USD/JPY H4 chart – Analysis Made By REVOLVER™ and ISOTRIUMPH™ Indicators.

USD/JPY Pair Rebounds Strongly Amidst BOJ’s Dovish Stance

The USD/JPY pair experienced a remarkable rebound, surging close to the 141.50 mark, following four consecutive days of losses. However, these gains were short-lived as the Bank of Japan (BOJ) reiterated its commitment to maintaining an ultra-loose monetary policy, which bolstered the strength of the Japanese Yen.

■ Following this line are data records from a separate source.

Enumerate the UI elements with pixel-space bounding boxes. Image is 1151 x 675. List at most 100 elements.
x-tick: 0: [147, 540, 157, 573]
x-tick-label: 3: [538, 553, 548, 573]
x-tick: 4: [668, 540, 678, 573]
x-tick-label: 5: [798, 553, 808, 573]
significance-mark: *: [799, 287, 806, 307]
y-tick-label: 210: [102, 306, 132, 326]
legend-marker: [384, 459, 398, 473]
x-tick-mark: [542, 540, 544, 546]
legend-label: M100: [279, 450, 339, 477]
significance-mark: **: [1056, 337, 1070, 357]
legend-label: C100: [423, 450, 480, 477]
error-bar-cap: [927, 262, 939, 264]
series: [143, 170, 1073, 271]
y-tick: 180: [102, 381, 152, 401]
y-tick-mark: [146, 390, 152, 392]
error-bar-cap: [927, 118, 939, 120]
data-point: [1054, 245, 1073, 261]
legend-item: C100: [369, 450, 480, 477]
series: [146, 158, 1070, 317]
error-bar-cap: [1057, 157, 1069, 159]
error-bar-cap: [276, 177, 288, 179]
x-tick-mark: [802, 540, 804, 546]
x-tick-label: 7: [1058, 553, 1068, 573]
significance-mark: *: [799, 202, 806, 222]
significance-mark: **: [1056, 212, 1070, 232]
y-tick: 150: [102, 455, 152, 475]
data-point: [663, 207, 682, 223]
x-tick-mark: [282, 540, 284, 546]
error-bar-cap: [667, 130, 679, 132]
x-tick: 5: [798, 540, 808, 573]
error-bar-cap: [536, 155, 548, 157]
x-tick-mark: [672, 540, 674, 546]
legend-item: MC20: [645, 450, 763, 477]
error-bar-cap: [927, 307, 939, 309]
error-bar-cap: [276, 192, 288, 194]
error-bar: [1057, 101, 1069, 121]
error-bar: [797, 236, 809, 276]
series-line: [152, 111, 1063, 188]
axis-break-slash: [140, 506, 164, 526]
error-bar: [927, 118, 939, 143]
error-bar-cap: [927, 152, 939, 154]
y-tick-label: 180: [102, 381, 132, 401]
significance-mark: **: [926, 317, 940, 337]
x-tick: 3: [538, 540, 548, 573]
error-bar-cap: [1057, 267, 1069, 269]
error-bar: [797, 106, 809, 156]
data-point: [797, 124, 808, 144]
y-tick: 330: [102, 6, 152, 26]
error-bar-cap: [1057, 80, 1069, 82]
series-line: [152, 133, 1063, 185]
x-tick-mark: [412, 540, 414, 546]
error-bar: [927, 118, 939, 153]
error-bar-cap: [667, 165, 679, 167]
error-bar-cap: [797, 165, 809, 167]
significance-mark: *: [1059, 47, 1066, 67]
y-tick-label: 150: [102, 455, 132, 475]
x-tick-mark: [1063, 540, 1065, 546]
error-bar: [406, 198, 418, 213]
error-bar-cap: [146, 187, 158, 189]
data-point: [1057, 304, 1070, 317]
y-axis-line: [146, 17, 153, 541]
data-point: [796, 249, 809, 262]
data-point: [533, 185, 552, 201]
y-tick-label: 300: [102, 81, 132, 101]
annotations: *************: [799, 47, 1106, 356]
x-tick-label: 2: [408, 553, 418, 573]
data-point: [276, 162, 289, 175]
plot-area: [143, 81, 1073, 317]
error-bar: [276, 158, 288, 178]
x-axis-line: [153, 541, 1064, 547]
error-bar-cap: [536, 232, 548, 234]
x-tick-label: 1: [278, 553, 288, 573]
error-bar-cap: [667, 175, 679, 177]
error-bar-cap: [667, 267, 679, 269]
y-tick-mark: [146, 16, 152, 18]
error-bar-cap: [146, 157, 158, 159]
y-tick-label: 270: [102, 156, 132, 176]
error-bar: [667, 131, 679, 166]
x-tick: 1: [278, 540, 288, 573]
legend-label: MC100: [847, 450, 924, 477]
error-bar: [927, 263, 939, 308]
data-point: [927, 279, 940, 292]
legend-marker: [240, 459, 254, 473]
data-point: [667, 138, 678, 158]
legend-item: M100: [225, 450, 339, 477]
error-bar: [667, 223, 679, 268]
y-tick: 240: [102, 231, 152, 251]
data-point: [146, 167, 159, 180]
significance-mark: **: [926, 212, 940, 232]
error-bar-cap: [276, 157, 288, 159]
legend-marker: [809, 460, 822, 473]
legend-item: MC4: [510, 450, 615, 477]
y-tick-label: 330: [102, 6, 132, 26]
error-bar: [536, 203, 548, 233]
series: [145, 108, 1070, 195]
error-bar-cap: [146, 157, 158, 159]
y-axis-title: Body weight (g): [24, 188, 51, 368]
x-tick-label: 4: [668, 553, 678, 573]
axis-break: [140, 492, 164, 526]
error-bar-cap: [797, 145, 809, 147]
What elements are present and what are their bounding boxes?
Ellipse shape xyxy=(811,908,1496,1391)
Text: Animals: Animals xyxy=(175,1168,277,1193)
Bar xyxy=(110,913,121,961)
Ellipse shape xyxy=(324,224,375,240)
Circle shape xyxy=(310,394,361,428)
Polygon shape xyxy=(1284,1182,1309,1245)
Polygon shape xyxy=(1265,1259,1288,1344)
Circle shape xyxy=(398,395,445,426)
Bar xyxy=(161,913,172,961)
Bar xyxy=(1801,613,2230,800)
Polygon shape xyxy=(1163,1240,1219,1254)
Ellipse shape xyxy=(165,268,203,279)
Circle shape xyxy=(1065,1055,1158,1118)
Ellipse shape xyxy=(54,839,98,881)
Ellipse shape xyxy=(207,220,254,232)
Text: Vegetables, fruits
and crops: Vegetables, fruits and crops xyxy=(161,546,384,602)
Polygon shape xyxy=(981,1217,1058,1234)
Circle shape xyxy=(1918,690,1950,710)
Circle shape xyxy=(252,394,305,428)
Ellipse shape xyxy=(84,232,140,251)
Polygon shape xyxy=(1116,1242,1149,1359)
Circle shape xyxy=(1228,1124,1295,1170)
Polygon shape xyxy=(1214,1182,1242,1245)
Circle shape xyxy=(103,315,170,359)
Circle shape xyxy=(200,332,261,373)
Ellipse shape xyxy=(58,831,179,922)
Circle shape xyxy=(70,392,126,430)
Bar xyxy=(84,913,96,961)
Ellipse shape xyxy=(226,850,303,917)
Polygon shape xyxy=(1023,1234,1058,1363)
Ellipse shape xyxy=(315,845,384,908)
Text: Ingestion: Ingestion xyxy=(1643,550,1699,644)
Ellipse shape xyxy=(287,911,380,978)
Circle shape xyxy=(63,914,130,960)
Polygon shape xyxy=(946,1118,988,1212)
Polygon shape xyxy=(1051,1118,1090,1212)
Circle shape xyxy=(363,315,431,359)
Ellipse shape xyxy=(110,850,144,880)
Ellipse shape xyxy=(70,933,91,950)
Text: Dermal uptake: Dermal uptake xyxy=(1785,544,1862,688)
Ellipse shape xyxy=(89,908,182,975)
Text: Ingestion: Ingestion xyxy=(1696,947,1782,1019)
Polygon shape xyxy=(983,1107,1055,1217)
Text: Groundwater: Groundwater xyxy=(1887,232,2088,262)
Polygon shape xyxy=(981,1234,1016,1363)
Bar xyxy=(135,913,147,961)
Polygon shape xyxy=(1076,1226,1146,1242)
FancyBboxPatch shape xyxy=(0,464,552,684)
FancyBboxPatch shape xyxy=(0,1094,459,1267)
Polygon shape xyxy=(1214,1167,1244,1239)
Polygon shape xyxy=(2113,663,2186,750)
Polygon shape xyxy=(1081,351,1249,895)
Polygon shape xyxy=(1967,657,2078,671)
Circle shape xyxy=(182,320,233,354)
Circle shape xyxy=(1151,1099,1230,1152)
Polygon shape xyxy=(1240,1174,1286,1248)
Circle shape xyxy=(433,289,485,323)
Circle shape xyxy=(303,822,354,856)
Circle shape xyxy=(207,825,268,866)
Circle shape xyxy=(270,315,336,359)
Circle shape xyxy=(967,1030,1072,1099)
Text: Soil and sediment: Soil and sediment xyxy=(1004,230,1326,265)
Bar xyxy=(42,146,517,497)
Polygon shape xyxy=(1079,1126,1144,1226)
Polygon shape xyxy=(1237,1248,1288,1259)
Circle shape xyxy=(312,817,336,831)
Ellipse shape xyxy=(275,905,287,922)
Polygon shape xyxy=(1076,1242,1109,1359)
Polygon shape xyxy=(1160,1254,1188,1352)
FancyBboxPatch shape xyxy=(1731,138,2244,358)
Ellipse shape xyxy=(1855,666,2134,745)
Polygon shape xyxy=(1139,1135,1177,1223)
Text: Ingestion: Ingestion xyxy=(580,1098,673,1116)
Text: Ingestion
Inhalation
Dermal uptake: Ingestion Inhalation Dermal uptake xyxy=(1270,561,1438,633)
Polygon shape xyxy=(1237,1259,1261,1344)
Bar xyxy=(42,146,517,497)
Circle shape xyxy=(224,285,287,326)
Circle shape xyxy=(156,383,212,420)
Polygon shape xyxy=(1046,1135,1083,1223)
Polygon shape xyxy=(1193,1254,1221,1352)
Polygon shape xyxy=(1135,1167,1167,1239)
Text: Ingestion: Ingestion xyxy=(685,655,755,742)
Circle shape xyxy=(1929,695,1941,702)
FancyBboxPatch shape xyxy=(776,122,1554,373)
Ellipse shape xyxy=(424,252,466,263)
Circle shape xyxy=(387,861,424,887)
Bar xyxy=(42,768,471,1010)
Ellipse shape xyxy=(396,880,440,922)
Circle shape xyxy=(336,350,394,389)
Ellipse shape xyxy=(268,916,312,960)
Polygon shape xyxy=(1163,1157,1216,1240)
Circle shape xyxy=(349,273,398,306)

The US core Personal Consumption Expenditures (PCE) showed a retreat to 4.1% YoY in June, resulting in a decline in US yields. As a consequence, the US dollar, measured by the DXY index, remained relatively stable by the week’s end, as the soft PCE figures exerted pressure on its performance.

Currently, the USD/JPY pair is trading near the 141.15 area, and the recent decisions made by the Federal Reserve (Fed) indicate that future choices will heavily rely on incoming data, a point emphasized by Fed Chair Jerome Powell.

Looking ahead, the Fed will receive two additional sets of inflation and job reports before its next September meeting, and these data points will significantly impact expectations regarding potential tightening policies. The impact of the Core PCE on US Treasury yields has been considerable, falling below anticipated levels.

Nevertheless, the upward trajectory of the USD/JPY pair can be attributed to the market’s perception of the BOJ’s dovish stance. Although the monetary policy decision did not signal any rate hikes, it did include an unexpected adjustment to the Yield Curve Control (YCC) strategy. Governor Ueda’s comments highlighted that this move was not a step toward normalization, as the bank still deems raising short-term rates as premature. As a result, the BOJ’s dovish tone has weakened the Yen, contributing to the gains made by the USD/JPY pair.

TurnAround Point: 143.00

Our preference

Short positions below 143.00 with targets at 139.00 & 137.20 in extension.